In the town of winter darkness, when the light returns, “people will be driving their cars and scooters in light rather than darkness. They can see their kids when they run on ahead. They can hike up the glacier.

“The return of the sun also means the return of warmth to this frigid land, although that concept is relative. Summer temperatures average only 43 degrees. The record high is 64.” Such is summer in Longyearbyen, Norway.

I can feel summer. I remember it in my genes. I can smell the heat, the cracking asphalt, the days of reading and studying and preparing to teach another year. Right now, as we trudge through our days in the soggy spring, we all dream of summer. My seniors are dreaming ahead even further, into the realm of the future.

I can also feel some disappointment coming.
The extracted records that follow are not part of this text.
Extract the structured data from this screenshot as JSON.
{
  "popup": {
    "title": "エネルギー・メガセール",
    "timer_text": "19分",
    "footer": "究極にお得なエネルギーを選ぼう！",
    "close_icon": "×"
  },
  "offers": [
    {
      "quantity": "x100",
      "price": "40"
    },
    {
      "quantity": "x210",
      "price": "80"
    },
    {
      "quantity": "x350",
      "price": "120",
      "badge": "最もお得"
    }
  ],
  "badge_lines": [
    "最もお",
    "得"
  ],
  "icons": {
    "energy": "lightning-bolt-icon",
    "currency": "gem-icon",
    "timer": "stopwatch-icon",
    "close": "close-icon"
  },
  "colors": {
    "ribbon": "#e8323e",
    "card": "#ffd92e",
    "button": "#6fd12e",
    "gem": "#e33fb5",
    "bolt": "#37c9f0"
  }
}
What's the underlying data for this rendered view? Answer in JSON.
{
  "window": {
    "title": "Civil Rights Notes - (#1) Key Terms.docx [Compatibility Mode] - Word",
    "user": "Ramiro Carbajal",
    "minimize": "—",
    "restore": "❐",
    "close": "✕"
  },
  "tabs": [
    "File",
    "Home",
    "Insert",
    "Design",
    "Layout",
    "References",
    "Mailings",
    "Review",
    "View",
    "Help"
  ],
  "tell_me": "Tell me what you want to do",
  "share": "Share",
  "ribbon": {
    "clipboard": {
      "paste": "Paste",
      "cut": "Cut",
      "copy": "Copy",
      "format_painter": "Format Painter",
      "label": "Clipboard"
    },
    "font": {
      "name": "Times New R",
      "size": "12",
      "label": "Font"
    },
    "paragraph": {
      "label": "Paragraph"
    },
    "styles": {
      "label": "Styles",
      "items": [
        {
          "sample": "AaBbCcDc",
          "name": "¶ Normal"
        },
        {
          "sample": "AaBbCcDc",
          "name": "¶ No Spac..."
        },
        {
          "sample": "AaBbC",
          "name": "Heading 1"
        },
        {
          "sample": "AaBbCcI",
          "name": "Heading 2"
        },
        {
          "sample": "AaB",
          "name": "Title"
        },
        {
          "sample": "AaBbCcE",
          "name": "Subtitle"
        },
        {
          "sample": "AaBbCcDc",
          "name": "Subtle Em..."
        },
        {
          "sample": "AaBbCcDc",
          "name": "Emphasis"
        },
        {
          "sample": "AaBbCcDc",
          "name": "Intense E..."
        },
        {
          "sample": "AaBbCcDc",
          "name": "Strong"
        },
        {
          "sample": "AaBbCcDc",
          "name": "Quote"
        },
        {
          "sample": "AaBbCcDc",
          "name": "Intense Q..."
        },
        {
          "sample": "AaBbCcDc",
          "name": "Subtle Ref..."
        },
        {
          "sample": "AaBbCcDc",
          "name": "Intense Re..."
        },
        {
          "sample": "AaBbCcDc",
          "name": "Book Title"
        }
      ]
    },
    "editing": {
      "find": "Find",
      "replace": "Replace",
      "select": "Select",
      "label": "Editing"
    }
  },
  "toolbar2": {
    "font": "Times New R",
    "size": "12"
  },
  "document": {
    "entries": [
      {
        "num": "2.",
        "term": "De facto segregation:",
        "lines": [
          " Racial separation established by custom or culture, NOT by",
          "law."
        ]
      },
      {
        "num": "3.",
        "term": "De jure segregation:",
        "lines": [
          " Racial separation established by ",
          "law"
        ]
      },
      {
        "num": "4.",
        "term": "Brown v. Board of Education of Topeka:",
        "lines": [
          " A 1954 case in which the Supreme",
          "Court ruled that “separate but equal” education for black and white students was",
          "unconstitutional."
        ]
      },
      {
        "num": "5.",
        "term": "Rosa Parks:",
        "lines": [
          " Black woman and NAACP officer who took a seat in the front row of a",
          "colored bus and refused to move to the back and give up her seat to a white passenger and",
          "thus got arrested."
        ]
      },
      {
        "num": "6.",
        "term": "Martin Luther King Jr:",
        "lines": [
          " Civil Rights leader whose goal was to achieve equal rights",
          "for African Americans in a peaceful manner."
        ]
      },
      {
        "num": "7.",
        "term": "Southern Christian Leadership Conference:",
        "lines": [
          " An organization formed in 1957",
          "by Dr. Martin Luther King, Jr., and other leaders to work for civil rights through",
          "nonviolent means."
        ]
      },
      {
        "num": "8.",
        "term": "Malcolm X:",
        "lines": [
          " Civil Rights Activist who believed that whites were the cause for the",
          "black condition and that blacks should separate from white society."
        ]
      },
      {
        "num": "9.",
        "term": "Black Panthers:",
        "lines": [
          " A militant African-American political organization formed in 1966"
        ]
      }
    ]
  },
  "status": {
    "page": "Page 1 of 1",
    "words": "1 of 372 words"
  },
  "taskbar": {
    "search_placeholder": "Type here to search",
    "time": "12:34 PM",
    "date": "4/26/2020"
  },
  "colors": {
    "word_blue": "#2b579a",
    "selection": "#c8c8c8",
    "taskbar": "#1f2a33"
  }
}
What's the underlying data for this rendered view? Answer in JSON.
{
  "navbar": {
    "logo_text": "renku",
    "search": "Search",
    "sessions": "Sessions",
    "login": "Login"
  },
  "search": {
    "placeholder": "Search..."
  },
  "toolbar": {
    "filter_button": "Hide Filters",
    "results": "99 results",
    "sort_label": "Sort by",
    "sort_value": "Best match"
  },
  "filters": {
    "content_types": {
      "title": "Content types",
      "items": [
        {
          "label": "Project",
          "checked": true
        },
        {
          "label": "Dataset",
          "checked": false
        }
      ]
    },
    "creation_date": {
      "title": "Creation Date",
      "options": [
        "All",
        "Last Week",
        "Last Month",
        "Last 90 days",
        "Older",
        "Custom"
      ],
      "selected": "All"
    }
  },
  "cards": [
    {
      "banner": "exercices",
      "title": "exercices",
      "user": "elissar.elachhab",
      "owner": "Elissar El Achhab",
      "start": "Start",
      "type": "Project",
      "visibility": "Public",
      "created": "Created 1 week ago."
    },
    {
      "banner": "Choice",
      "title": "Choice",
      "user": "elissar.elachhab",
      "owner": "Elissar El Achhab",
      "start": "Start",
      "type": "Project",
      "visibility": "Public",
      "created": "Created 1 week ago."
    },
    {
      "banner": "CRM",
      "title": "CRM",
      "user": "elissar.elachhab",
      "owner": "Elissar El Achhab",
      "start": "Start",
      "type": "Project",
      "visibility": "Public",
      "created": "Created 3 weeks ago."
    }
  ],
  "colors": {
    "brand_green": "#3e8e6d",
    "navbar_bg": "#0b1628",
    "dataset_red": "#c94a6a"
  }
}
Many of my students will not get into the college of their choice. They will have to settle for something else—a nearby four year university, a junior or community college. They will soon realize that the hard work never ends. As soon as this acceptance or refusal comes, they will have to get back to the hard work of living day to day. There are tests coming, final exams, AP exams, life exams. The test never ends. And next fall, when they arrive on a new campus, they will start over again. They are the freshman class, once again. The climb to success, to the next plateau, begins again in earnest. The repeated word: again and again and again.

I plan. I anticipate. What does the next group of students need work on to compete on the AP exam? What skills will I stress more next year? Next year, next year it will be different. It always is, and then it isn’t.

I wish the principal would stop playing politics and make decisions based on solid pedagogy. What is best for the students and their education? How refreshing that would be! I wish the parents would stop excusing the behavior of their children. Students who quit working in the spring, who turn in blank tests, who fall in love with the wrong people, or break school rules, are not the teachers’ fault. It is spring. They are young. They have yet to realize the test never ends. We keep teaching, through the bored looks, the minds that go elsewhere.

All I know is that I have the most important job in the world. To teach someone to think for himself is to arm a person to face the never-ending test. Life is so hard. We should be lucky to be armed against the bumps and bruises and storms of life. If it only could be summer always, but that is not real. That is not the way it is.

Take heart, seniors. Soon the light will come. All will be revealed. When the success happens, we will all celebrate together. When the crushing disappointment falls on us, we, your teachers, will be there to console you.

This is the cycle of our lives: fall into winter into spring into summer. Around and around we go.

Like the citizens of Longyearbyen, we hope and pray that soon the light will come, that tomorrow, the sun may rise.